As you have yourself admitted, laws banning animal-abuse customs haven’t really changed things on the ground. In the end, it is only the example of a human being on the spot, a guru, a teacher, an elder, a sevak, who can inspire those around him to feel kindness and pity and refrain from such practices. When I visited Hampi a few years ago, I was humbled and inspired by what my hosts told me: they used to hunt animals until my father, a wildlife zoologist from Osmania University, visited them with his doctoral students in the 1980s to research otters in the Tungabhadra. Knowing my father, he might not even have really said anything explicit, much less rude. And yet, his presence had turned them from hunters to avid conservationists. (On an inspiring note, here is news of a sanctuary that has come up for otters recently that I share in honor of my father’s memory.)

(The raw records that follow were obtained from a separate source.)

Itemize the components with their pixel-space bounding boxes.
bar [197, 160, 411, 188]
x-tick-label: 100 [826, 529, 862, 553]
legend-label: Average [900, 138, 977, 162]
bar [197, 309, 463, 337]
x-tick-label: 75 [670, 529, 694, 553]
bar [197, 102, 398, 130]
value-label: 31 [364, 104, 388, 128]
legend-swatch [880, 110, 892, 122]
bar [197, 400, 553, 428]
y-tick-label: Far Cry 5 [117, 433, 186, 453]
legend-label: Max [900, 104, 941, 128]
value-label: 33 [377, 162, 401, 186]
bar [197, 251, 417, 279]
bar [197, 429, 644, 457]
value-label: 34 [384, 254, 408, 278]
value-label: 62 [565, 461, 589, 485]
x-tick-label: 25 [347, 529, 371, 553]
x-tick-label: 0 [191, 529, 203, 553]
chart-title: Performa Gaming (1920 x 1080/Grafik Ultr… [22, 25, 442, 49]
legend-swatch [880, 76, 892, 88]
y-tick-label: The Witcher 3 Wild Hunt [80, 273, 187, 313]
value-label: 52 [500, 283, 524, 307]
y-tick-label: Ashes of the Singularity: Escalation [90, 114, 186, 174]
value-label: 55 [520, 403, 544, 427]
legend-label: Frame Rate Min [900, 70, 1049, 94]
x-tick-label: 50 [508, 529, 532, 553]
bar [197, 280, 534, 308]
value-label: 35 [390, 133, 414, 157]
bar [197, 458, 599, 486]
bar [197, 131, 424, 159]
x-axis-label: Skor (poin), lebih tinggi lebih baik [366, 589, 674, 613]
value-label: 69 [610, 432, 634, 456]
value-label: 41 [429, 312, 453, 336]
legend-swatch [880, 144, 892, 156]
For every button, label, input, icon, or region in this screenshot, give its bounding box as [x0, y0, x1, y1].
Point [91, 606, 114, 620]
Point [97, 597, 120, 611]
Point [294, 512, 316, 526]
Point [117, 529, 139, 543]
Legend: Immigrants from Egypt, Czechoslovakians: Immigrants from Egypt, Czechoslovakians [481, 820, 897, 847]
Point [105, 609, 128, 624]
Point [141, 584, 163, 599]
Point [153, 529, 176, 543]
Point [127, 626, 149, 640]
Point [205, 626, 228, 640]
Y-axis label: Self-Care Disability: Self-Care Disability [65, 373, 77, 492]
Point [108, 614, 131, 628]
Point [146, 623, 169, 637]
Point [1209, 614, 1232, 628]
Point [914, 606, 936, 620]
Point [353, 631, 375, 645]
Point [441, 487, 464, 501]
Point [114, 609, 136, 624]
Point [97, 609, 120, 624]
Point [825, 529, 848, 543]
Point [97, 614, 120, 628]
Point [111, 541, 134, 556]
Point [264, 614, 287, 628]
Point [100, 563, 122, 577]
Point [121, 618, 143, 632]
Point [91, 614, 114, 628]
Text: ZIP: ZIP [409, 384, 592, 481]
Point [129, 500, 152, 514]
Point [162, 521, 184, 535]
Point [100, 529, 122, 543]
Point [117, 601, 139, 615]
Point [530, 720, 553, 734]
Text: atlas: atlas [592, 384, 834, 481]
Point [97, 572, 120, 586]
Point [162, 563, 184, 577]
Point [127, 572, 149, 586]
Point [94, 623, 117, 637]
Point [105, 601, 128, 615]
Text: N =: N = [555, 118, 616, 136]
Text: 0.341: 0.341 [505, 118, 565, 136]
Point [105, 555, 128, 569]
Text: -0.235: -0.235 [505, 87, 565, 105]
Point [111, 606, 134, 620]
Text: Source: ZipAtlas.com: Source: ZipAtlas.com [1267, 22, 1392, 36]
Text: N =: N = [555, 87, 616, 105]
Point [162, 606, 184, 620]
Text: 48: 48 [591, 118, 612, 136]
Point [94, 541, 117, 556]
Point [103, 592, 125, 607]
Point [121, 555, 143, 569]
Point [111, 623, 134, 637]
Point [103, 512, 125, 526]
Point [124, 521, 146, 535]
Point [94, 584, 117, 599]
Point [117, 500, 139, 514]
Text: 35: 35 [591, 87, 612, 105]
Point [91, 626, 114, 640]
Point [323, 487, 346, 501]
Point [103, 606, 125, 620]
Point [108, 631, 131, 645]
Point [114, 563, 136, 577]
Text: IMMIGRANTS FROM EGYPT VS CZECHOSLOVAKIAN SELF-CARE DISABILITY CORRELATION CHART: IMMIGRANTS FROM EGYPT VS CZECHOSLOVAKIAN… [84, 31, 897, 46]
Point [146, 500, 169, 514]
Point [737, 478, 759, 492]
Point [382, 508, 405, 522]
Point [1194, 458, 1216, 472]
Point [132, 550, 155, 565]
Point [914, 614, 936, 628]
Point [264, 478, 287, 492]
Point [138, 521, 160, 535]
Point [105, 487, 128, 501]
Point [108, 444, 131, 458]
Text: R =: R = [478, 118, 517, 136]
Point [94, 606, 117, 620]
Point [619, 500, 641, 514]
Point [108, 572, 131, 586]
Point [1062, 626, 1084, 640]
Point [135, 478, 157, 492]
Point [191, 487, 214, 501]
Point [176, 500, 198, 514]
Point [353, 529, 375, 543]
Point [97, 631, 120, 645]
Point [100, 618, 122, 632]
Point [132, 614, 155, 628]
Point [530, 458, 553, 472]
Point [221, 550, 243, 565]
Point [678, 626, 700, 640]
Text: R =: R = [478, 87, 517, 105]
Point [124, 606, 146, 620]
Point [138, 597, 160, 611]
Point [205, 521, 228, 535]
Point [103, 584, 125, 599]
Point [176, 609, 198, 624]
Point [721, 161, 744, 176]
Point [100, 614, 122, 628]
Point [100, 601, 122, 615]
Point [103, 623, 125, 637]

As for the legally-permitted mass slaughter of animals for mundane consumption, export and religious festivals, you can at least start by refraining from equating the two; all the foxes, cows and birds harmed by carelessness do not compare in scale, urgency or inevitability to the ritualised killing of hundreds of thousands of bleating, crying sheep and cattle around the world. This is not “whataboutery” or evasion. It’s a fact. You can reduce and even eliminate animal suffering on Sankranti such as it exists through care and control; you cannot reduce an animal’s suffering if its throat is being cut, even if those cutting it are not drinking or gambling as you have noted in your article (please let me pause and contemplate this; do you really think it is morally superior for animals to be killed on Bakrid because there is no drinking or gambling?)

Mrs Gandhi, your calling Sankranti a “day of massacre”, as you have in your article, is surely one of the most egregious acts of deliberate ignorance and insult committed by a senior member of an Indian government, ever. It is factually incorrect, historically untrue and a vastly offensive exaggeration. Would you, for example, have written an article denigrating the entire medical profession because some medical students threw a puppy off a roof recently? And vivisection is frankly a far more systemic problem as you know, than one day of four or five local events in a country of one billion people that can be corrected with local engagement and support.

It is my sincere hope that you understand the glaring follies in your argument. Please use your ministry to support rural activists, farmers, traditional cow protectionists, everyone and anyone who can stand there in the mud and dust and make sure that the abuses do not happen. You do not help the cause of animals by insulting the entire Hindu population about one of its most endearing, happy and indeed non-violent festivals. Or maybe you have unintentionally just done that by reminding us that the battle for animal liberation will be won only by those who genuinely put animals above all else, most of all petty civilising missions against a civilisation that has lived in peace with animals far more than anyone else.

On the bright side though, you have unwittingly reminded us, Minister, that it is time for Hindus to take charge of animal liberation once again. That, we surely will. We cannot, it appears, simply leave it to people who think like you.